Norberg came to libertarian ideas after a period as an adolescent anarchist in his native Sweden.

“I started out as an anarchist in high school, neither left nor right, just generally opposed to authority and big things, big government, and big business,” he said.

He chuckled and explained:

“What made me more interested in classical liberal and libertarian ideas was my meetings with other anarchists and realizing that a lot of them really thought that, ‘Yeah, we want freedom for everything but not if people really start a factory or employ people because then we’re going to go over there and punch them.’”

At that point, he thought, “'Hmm, that’s not really according to my principles.'”

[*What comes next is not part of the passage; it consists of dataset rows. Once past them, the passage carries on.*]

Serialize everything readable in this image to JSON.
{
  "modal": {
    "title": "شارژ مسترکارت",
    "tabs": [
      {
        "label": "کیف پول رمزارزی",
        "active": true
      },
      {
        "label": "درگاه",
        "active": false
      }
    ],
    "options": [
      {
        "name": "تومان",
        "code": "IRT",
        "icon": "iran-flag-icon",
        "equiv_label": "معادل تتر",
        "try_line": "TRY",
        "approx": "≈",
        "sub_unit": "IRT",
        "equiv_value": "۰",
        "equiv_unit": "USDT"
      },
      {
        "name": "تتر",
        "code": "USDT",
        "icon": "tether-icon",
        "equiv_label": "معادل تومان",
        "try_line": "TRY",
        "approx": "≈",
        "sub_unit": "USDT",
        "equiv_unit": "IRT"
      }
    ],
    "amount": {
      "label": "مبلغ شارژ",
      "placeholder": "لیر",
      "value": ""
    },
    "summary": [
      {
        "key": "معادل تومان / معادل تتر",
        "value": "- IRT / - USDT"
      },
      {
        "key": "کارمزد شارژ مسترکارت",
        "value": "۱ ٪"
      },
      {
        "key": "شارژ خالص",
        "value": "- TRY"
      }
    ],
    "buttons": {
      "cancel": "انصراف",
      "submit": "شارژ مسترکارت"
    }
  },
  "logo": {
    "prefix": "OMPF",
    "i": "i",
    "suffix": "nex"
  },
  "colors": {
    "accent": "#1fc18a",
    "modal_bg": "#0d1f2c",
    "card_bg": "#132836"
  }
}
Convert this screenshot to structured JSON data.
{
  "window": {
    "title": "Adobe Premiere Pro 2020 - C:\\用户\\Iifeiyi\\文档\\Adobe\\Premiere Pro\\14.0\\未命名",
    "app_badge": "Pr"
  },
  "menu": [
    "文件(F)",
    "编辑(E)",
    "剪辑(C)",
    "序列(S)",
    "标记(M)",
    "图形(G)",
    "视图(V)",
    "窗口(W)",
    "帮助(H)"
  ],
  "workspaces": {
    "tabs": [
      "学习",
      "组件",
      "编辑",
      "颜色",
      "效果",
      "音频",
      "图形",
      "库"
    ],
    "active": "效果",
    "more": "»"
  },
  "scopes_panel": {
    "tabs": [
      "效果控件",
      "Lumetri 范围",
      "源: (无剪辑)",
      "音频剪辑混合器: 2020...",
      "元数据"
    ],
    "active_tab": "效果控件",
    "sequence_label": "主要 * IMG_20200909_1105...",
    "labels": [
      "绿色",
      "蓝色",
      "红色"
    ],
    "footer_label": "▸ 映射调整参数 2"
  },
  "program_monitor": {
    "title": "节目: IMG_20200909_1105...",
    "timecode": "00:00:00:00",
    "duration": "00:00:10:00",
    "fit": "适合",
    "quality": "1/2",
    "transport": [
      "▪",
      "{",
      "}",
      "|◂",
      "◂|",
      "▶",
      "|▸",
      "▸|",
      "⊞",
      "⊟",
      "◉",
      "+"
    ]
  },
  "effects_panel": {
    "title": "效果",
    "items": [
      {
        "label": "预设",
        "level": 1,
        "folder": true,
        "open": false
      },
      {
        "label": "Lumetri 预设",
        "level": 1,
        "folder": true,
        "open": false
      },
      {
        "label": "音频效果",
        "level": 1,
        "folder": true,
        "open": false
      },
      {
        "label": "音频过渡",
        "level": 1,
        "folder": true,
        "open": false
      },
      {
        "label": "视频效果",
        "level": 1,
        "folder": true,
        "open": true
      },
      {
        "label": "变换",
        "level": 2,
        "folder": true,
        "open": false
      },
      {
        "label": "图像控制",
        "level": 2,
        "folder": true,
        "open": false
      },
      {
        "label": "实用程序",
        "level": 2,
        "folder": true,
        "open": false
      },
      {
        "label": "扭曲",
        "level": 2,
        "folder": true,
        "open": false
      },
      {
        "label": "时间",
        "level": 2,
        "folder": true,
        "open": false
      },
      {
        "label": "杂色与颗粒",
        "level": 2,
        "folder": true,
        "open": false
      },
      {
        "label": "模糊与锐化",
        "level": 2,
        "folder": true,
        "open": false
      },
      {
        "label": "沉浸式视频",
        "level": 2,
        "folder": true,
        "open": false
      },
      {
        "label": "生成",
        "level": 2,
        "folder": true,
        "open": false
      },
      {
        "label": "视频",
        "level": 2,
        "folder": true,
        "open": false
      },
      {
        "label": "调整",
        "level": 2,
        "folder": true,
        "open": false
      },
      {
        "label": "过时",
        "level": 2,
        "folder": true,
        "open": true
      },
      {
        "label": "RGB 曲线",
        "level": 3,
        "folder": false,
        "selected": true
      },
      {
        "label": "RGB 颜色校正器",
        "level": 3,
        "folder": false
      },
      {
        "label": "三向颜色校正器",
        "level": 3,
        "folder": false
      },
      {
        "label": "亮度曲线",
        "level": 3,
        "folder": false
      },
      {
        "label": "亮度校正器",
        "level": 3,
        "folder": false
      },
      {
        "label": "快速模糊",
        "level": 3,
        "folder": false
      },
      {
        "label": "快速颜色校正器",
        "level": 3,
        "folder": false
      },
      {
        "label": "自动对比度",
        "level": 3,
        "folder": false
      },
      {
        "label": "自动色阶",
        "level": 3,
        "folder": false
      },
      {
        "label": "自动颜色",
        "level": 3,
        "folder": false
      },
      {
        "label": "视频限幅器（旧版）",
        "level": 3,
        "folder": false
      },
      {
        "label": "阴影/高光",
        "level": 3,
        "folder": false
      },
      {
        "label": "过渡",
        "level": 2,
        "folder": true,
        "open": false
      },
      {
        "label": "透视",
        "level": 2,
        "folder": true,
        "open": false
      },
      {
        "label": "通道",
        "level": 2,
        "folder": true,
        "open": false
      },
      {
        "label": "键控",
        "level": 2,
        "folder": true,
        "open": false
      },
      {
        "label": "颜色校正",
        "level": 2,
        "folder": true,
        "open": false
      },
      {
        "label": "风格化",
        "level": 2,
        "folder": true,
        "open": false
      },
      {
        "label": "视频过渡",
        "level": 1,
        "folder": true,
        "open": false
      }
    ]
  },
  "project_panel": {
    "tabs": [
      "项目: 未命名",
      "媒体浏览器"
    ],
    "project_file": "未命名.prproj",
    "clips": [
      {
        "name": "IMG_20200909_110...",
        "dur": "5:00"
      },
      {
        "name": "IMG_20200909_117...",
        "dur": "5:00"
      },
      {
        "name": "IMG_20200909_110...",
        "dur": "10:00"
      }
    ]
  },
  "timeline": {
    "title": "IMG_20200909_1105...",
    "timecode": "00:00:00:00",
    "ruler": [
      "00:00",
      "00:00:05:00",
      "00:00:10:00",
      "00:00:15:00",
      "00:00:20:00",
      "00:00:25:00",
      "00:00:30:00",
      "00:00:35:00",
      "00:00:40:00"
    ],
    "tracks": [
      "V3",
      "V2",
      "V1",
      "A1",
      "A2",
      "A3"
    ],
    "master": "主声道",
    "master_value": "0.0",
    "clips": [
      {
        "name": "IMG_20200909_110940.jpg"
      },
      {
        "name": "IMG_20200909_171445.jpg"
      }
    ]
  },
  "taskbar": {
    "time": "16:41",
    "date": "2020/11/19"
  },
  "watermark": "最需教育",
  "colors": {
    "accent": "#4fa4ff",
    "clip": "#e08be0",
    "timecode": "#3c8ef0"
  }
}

He was reaching for other ideas and, in a time before the World Wide Web and the Internet, he found them in the library.

He first discovered “the Manchester liberals -- Cobden and Bright -- and Adam Smith,” and then he found “modern libertarians” like Friedman and Nozick, as well as Ayn Rand, “slowly and steadily realizing that I probably agree more with them.”


Ask PBS

In the months between now and August, when Free or Equal hits people’s homes, Norberg will be lecturing about the ideas in the film and about Milton Friedman himself, and also will be releasing clips from the movie and “sending them around the world.”

While Free or Equal has been made available for PBS stations to broadcast, “it’s up to individual stations around the country” to choose to use it, Norberg explained.

If people are interested in seeing the film on TV, he said, they should call or email their local PBS program directors and request that they schedule Free or Equal for broadcast in their communities.